Pergeseran perilaku telah terjadi. Di jaman muda kakek-nenek kalian, mereka menanam pohon yang berbuah untuk tinggalan anak cucu. Sangat mungkin mereka tidak menikmatinya. Di jaman Ayah-ibu kalian, mereka mulai bisa menikmati hasil dari pohon yang di tanam. Sementara ketika kalian mulai dewasa, mulai berpikir untuk menebangnya, “ini pohon kok lebih banyak ngasilin ulet dibanding buahnya. Dah tebang aja, ganti tanaman dalam pot”.
Praktis, revolusioner, dan hasilnya untung-untungan! Hahaha
“Ya iyalah, hidup sekali saja kok ribet banget lho. Pingin buah tinggal beli ke super kampret, pingin suasana teduh di siang hari tinggal masuk ke mall yang udaranya lebih sejuk dari pegunungan. Hah?”
Sebenarnya ada positifnya. Kalau berbicara pengalaman, para milenial jauh lebih kaya pengalaman daripada generasi sebelumnya. Saat generasi U, Uzur, bicara pengalaman susahnya hingga mampu mencapai tujuan keuangannya secara berdarah-darah.
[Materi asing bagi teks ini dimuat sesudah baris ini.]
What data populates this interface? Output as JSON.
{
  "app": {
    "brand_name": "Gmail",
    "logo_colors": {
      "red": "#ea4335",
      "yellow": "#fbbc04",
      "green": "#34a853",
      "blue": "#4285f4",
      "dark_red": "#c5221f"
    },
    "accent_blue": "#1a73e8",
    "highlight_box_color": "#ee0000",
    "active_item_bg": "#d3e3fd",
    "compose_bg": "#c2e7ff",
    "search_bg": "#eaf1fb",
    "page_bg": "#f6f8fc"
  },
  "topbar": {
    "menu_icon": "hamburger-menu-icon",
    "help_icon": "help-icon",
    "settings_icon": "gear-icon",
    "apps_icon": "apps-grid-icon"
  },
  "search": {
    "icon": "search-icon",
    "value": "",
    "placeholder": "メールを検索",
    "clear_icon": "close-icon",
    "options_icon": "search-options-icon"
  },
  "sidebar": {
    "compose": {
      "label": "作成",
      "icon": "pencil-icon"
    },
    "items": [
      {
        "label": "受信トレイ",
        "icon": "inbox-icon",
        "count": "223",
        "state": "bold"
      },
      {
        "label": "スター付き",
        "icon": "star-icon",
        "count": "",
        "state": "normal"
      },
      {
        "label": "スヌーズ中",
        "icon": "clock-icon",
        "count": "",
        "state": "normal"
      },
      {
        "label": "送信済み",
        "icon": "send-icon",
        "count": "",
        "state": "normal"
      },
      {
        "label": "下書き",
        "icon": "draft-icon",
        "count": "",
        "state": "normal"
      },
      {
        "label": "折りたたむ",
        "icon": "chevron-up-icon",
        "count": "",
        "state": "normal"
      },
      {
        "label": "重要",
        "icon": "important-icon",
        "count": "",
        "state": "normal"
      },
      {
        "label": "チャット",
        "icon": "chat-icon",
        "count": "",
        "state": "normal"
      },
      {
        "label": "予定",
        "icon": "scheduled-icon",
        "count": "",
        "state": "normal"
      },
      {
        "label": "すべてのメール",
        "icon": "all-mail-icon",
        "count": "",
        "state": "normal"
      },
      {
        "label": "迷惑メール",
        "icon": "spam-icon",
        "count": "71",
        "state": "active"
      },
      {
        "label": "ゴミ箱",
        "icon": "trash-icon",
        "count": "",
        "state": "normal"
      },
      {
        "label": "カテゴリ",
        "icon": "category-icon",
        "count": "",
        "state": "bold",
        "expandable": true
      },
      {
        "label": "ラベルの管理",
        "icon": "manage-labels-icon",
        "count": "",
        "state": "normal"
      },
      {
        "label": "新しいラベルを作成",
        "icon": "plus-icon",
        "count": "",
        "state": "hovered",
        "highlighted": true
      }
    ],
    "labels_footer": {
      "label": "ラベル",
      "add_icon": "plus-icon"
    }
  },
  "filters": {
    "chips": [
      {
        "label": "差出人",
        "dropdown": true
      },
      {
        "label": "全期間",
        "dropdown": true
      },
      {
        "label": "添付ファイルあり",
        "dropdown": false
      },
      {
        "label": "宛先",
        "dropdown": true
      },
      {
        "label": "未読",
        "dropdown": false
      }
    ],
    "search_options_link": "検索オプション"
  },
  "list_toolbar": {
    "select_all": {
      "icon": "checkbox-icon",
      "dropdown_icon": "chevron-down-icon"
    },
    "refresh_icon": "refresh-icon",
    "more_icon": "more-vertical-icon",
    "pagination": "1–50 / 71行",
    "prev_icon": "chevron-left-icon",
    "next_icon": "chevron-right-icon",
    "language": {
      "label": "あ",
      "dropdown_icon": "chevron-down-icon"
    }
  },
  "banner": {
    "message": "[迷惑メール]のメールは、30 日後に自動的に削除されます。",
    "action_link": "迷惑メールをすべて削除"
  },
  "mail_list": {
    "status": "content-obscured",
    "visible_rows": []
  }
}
Para milenial sudah berdarah-darah untuk bisa menikmati kenyamanan hidup sedini mungkin.
Kalau emak-emak hanya gandrung sam drakor dengan mengusahakan waktu senggang dari pagi hingga pagi lagi. Maka para milenial yang gandrung dengan Kpop, langsung mikir nabung setahun untuk ke Korea. Begitulah, mereka memang jauh lebih berani, thas thes, mikir kesulitan di belakang, dan tidak kebanyakan teori.
“Nggak mikir nabung untuk menikah?”
“Nggak perlu, sekarang yang penting bisa lihat Oppa dulu. Kalau pun kami menikah, Kami akan menikah dengan undangan terbatas, sederhana, dan yang penting sah. Kalau orang tua berencana menyebar undangan, ya sudah. Berarti mereka ingin mengambil porsi tanggung jawab lebih.”